Audacia de navegar el mundo
Juan Nepote – Edición 498
La genuina audacia de navegar el mundo surgió de una combinación entre valentía, literatura, determinación y desparpajo, materializados en una mujer: Elizabeth Cochran
A Emily Dickinson, botánica poeta y viajera inmóvil, le debemos una de las opiniones más osadas acerca del mundo: “Para viajar lejos no hay mejor nave que un libro”. Una buena evidencia de ello es el conjunto de libros que, agrupados como Viajes extraordinarios, publicó Julio Verne en los mismos años en que Dickinson mantuvo el atrevimiento de nunca más salir de su habitación herbaria, y que nos transportan en globos aerostáticos, submarinos o cohetes, desde el centro del planeta hasta la Luna, cruzando la profundidad del océano. En 1869, Verne, Dickinson y el resto de la humanidad atestiguaron la realización de una de las más temerarias empresas hasta ese momento: la inauguración del canal de Suez, magistral pieza de ingeniería que, con sus casi 200 kilómetros de largo, aligeraba la posibilidad de recorrer el mundo al unir Europa con Oriente, excusando a los viajeros de la obligación de bordear el continente africano. Este atajo representaba un considerable ahorro de tiempo y de recursos, así que Julio Verne tuvo el atrevimiento de inventarse una historia que mezclaba aplomo y desfachatez, con cinismo y energía, para narrar la determinación con la que un sujeto llamado Phileas Fogg, junto con su ayudante Jean Passepartout, acepta el imprudente desafío de recorrer el mundo entero en poco más de dos meses y medio (79 días, para ser exactos). La vuelta al mundo en 80 días conoció un tremendo éxito entre los lectores que, a partir de la publicación de sus primeras entregas, a finales de 1872, iban devorando
ansiosamente las aventuras de los audaces viajeros imaginados por Verne.

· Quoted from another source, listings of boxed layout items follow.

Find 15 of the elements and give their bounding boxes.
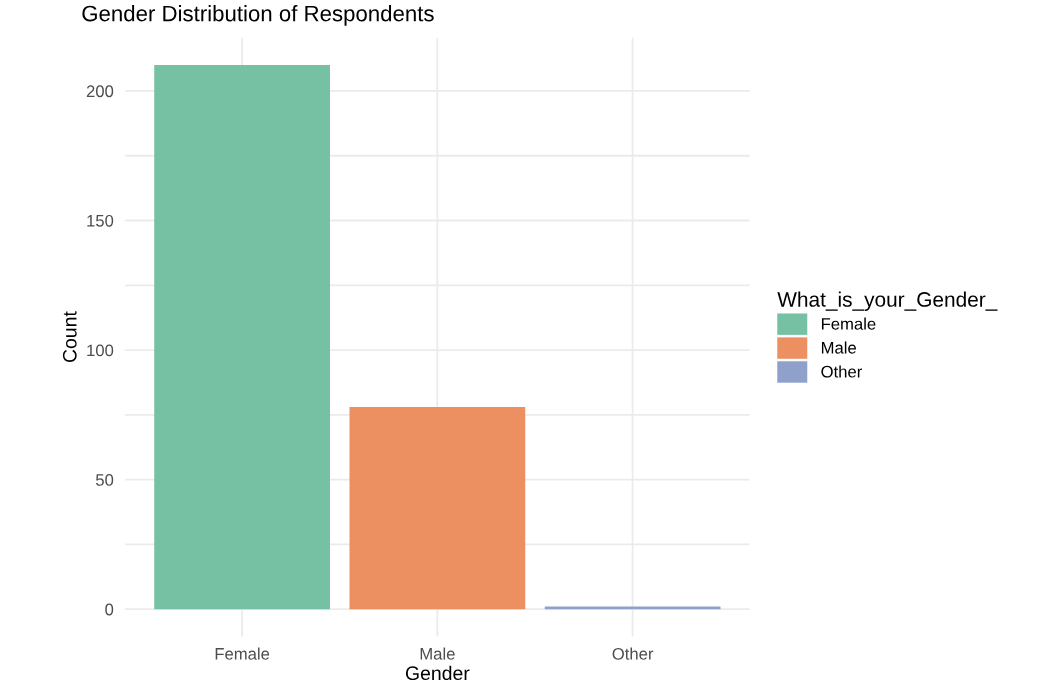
y-axis-title: Count	[62, 311, 77, 363]
chart-title: Gender Distribution of Respondents	[82, 5, 434, 26]
legend-label: Other	[821, 365, 863, 378]
x-tick-label: Female	[215, 647, 270, 660]
x-axis-title: Gender	[405, 665, 470, 681]
legend-label: Male	[821, 341, 856, 354]
y-tick-label: 100	[87, 344, 114, 357]
y-tick-label: 200	[86, 85, 114, 98]
legend-label: Female	[821, 317, 876, 330]
y-tick-label: 50	[95, 474, 114, 486]
x-tick-label: Male	[420, 647, 455, 660]
x-tick-label: Other	[612, 647, 654, 660]
legend-title: What_is_your_Gender_	[777, 291, 998, 311]
y-tick-label: 150	[87, 214, 114, 227]
y-tick-label: 0	[105, 603, 114, 616]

Pero, como ya se sabe, la realidad suele ser más asombrosa que la imaginación: en julio de 1870 —es decir, antes que Verne—, un millonario de nombre George Francis Train había intentado dar la vuelta al mundo en menos de 80 días.

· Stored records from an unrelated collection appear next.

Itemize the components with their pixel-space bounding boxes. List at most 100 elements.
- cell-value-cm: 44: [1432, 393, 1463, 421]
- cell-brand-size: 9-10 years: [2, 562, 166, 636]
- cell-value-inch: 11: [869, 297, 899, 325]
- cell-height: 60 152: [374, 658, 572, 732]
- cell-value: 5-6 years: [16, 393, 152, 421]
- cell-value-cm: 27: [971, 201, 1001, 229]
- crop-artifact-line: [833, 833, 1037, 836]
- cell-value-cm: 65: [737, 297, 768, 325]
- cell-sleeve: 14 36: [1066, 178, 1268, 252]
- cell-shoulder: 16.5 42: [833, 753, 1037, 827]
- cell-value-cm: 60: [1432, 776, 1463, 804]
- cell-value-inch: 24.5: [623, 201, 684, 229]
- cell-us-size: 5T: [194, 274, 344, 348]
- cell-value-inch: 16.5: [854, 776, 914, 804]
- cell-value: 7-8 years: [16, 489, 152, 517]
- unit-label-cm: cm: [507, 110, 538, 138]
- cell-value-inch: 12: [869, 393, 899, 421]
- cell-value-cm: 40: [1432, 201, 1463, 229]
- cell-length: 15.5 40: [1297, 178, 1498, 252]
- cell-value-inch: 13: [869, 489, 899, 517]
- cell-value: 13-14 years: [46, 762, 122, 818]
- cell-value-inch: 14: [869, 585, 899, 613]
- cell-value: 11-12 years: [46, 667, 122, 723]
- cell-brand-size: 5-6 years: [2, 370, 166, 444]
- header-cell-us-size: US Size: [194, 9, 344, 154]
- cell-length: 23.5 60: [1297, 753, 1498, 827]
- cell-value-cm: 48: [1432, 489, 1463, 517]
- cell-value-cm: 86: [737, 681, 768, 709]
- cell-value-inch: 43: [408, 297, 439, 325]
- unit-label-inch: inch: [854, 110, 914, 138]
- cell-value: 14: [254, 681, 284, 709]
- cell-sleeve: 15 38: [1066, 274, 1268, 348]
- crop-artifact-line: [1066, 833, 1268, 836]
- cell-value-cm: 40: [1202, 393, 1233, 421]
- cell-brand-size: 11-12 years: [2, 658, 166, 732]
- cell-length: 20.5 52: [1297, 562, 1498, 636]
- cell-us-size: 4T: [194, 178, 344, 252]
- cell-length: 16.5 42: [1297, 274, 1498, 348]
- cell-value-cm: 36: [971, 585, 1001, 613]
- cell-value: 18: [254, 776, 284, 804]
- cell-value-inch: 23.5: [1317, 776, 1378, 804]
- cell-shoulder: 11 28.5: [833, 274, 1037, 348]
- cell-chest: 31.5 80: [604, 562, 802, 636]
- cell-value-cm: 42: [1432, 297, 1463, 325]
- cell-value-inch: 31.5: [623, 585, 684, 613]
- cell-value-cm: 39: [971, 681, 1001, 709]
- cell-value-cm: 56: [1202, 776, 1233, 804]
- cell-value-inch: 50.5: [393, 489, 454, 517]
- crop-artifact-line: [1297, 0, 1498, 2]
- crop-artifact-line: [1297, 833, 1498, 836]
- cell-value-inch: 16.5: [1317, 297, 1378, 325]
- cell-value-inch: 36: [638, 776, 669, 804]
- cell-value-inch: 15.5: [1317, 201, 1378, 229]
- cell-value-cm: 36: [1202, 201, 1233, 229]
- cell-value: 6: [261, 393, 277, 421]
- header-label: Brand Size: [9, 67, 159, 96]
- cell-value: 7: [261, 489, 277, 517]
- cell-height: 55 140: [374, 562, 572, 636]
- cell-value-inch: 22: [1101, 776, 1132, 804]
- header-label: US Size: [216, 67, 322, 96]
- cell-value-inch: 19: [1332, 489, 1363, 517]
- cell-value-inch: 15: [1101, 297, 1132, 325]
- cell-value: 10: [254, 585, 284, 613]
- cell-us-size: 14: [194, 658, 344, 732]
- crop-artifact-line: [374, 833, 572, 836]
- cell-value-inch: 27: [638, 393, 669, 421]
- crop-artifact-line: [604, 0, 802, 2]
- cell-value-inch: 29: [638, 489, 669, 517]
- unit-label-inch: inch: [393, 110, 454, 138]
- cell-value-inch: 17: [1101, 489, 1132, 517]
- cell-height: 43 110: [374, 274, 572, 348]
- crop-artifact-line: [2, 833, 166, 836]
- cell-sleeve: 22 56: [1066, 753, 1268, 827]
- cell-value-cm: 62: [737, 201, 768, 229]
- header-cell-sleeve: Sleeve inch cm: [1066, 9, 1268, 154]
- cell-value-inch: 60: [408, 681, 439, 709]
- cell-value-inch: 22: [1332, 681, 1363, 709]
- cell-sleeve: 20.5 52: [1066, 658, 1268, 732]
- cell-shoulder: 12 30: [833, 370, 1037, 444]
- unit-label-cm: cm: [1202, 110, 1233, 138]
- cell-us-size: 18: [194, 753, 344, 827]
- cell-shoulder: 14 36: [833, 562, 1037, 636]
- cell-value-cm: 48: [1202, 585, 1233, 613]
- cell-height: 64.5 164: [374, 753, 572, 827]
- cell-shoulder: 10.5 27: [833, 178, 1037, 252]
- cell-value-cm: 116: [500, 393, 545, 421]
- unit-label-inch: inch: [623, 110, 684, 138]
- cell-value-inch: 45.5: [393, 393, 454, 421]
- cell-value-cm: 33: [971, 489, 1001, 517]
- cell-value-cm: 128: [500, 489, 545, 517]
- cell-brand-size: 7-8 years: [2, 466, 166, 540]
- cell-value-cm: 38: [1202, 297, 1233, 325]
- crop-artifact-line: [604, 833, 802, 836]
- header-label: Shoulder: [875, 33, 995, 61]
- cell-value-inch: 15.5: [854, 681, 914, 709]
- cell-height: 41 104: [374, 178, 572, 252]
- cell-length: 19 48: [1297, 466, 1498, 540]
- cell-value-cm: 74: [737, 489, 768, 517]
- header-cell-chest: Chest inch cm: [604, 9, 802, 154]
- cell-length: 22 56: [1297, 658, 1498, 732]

Sin embargo, la genuina audacia de navegar el mundo surgió de una combinación entre valentía, literatura, determinación y desparpajo, materializados en una mujer: Elizabeth Cochran, estadounidense como Emily Dickinson y nacida en el estado de Pensilvania en 1864. Osada, intrépida, resuelta, innovadora, cambió su nombre por el de Nellie Bly y se convirtió en la periodista más importante del siglo XIX. Fundadora del “periodismo encubierto de investigación” y del “periodismo de inmersión”, en 1889 se propuso superar la ficción popular dando vuelta al mundo en menos de 80 días. Bly no tenía dinero ilimitado, como George Francis Train, ni era hombre, como el ficticio Phileas Fogg. Ella se embarcó sola, sin más equipaje que un mínimo maletín de mano y, presumiendo un admirable sentido de la estética y la mercadotecnia, una larga gabardina que le otorgaba cierto aire detectivesco y un sombrero absolutamente inolvidables: sus fotografías alrededor del planeta inundaron la prensa e, incluso, alguien ideó un juego de mesa que reproducía la hazaña navegante de Nellie Bly, quien, audaz e imparable, dio la vuelta al mundo en solamente 72 días, y aun se regaló el gusto de detenerse un poco en Francia para visitar a Julio Verne.
“Los viajes son los viajeros. Lo que vemos no es lo que vemos, sino lo que somos”, escribiría poco después Fernando Pessoa.